The circumcenter (center of circumscribed circle) of the triangle $ ABC $ is point:
$$ \left(\dfrac{ 15 }{ 2 },~\dfrac{ 1205 }{ 72 }\right) $$explanation
The circumcenter of a triangle is given by:
$$ C = \left( ~ \frac{\begin{vmatrix} A_x^2 + A_y^2 & A_y & 1 \\ B_x^2 + B_y^2 & B_y & 1 \\ C_x^2 + C_y^2 & C_y & 1 \\ \end{vmatrix}} {2 \cdot \begin{vmatrix} A_x & B_y & 1 \\ B_x & B_y & 1 \\ C_x & C_y & 1 \\ \end{vmatrix}}~,~ \frac{\begin{vmatrix} A_x & A_x^2 + A_y^2 & 1 \\ B_x & B_x^2+B_y^2 & 1 \\ C_x & C_x^2+C_y^2 & 1 \\ \end{vmatrix}} {2 \cdot \begin{vmatrix} A_x & B_y & 1 \\ A_x & B_y & 1 \\ C_x & C_y & 1 \\ \end{vmatrix}}~ \right) $$where $ A_x $ and $ A_y $ are $ x $ and $ y $ coordinates of the point $ A $ , $ B_x $ and $ B_y $ are $ x $ and $ y $ coordinates of the point $ B $ etc..

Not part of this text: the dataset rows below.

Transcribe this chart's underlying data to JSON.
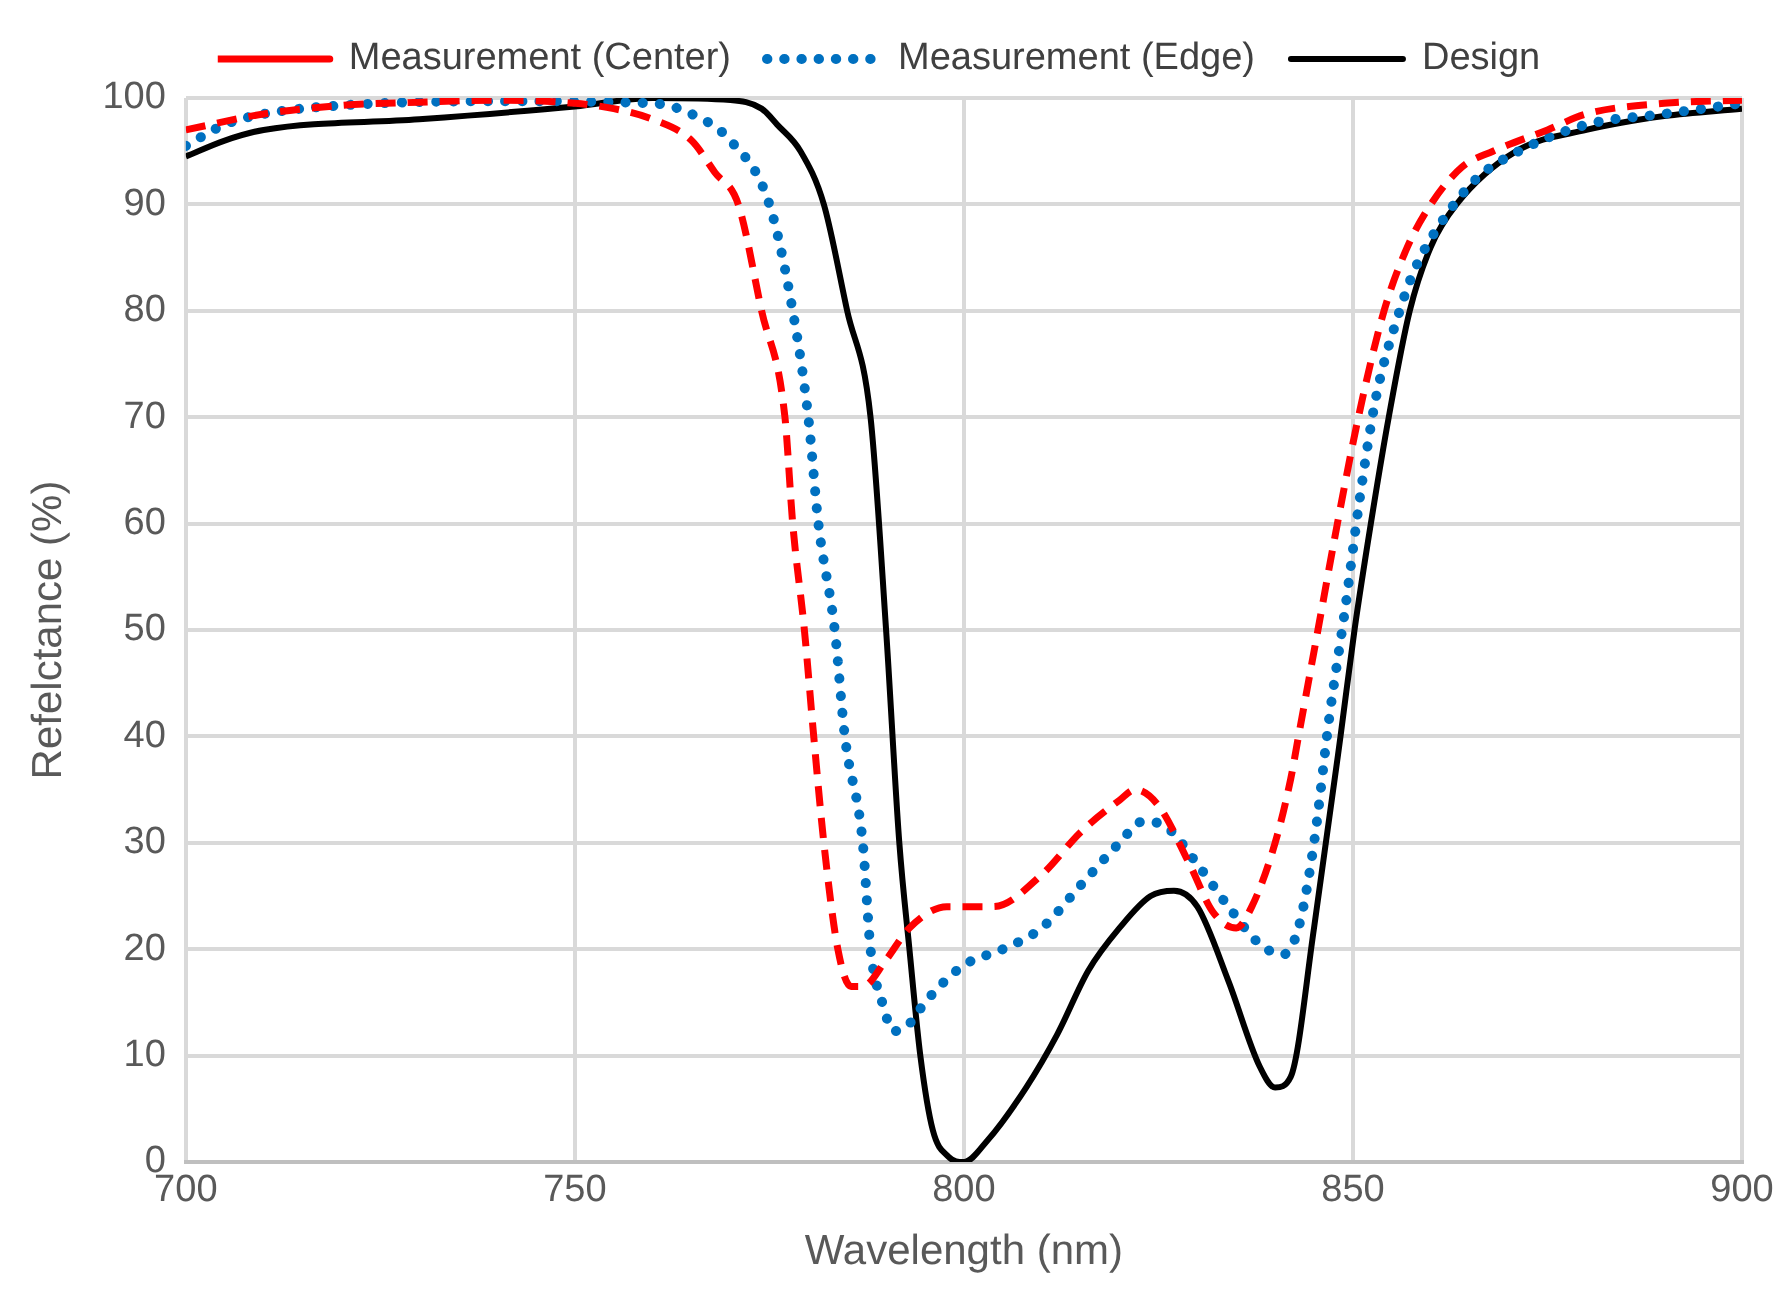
{
  "chart_data": {
    "type": "line",
    "xlabel": "Wavelength (nm)",
    "ylabel": "Refelctance (%)",
    "xlim": [
      700,
      900
    ],
    "xticks": [
      700,
      750,
      800,
      850,
      900
    ],
    "ylim": [
      0,
      100
    ],
    "yticks": [
      0,
      10,
      20,
      30,
      40,
      50,
      60,
      70,
      80,
      90,
      100
    ],
    "grid": true,
    "legend": "top",
    "marker": "none",
    "series": [
      {
        "name": "Measurement (Center)",
        "color": "#ff0000",
        "line_style": "dashed",
        "x": [
          700,
          710,
          720,
          730,
          740,
          750,
          755,
          760,
          765,
          768,
          771,
          774,
          777,
          778,
          779.5,
          780.7,
          782,
          783.8,
          785.5,
          787,
          790,
          793,
          797.8,
          800,
          803.8,
          810,
          815,
          820,
          822,
          825,
          829,
          832,
          835,
          837,
          840,
          842,
          843,
          845.5,
          848,
          850.7,
          854,
          857,
          860,
          864,
          868,
          875,
          880,
          890,
          900
        ],
        "values": [
          97,
          98.5,
          99.3,
          99.6,
          99.8,
          99.5,
          99,
          98,
          96,
          93,
          90,
          80,
          70,
          60,
          50,
          40,
          30,
          20,
          16.5,
          16.5,
          19,
          22,
          24,
          24,
          24,
          27,
          31,
          34,
          35,
          33.5,
          28,
          23.5,
          22,
          24,
          30,
          36,
          40,
          50,
          60,
          70,
          80,
          86,
          90,
          93.5,
          95,
          97,
          98.5,
          99.5,
          99.8
        ]
      },
      {
        "name": "Measurement (Edge)",
        "color": "#0070c0",
        "line_style": "dotted",
        "x": [
          700,
          705,
          710,
          720,
          740,
          760,
          765,
          770,
          775,
          778,
          780,
          781.3,
          783.4,
          784.7,
          787,
          788,
          789.5,
          791,
          793,
          795,
          800,
          805,
          810,
          815,
          820,
          823,
          826,
          830,
          834,
          838,
          841,
          843,
          845,
          847,
          849,
          851,
          853,
          856,
          858,
          862,
          866,
          870,
          880,
          890,
          900
        ],
        "values": [
          95.5,
          97.5,
          98.5,
          99.3,
          99.7,
          99.5,
          98.5,
          96,
          90,
          80,
          70,
          60,
          50,
          40,
          30,
          20,
          15,
          12.3,
          13,
          15,
          18.5,
          20,
          22,
          26,
          30,
          32,
          31.5,
          28,
          24,
          20.5,
          19.5,
          22,
          30,
          42,
          52,
          63,
          72,
          80,
          84,
          89,
          92.5,
          94.5,
          97.5,
          98.5,
          99.5
        ]
      },
      {
        "name": "Design",
        "color": "#000000",
        "line_style": "solid",
        "x": [
          700,
          705,
          710,
          730,
          750,
          760,
          770,
          774,
          776,
          779,
          782,
          785,
          788,
          790,
          791.7,
          793,
          794.4,
          796,
          798,
          800,
          803,
          808,
          812,
          816,
          820,
          824,
          827,
          830,
          834,
          838,
          840,
          842,
          845,
          848.4,
          850.2,
          852.3,
          854.6,
          857.3,
          860,
          863.3,
          871,
          880,
          890,
          900
        ],
        "values": [
          94.5,
          96,
          97,
          98,
          99.2,
          100,
          99.8,
          99,
          97.5,
          95,
          90,
          80,
          70,
          50,
          30,
          20,
          10,
          3,
          0.5,
          0,
          2,
          7,
          12,
          18,
          22,
          25,
          25.5,
          24,
          17,
          9,
          7,
          8,
          22,
          40,
          50,
          60,
          70,
          80,
          86,
          90,
          95,
          97,
          98.3,
          99
        ]
      }
    ]
  }
}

In this example we have : $ A_x = -\frac{ 5 }{ 3 } $ , $ A_y = \frac{ 245 }{ 9 } $ , $ B_x = 15 $ , $ B_y = 5 $ , $ C_x = 0 $ and $ C_y = 5 $ .
When we insert these values into the formula, we obtain the given result.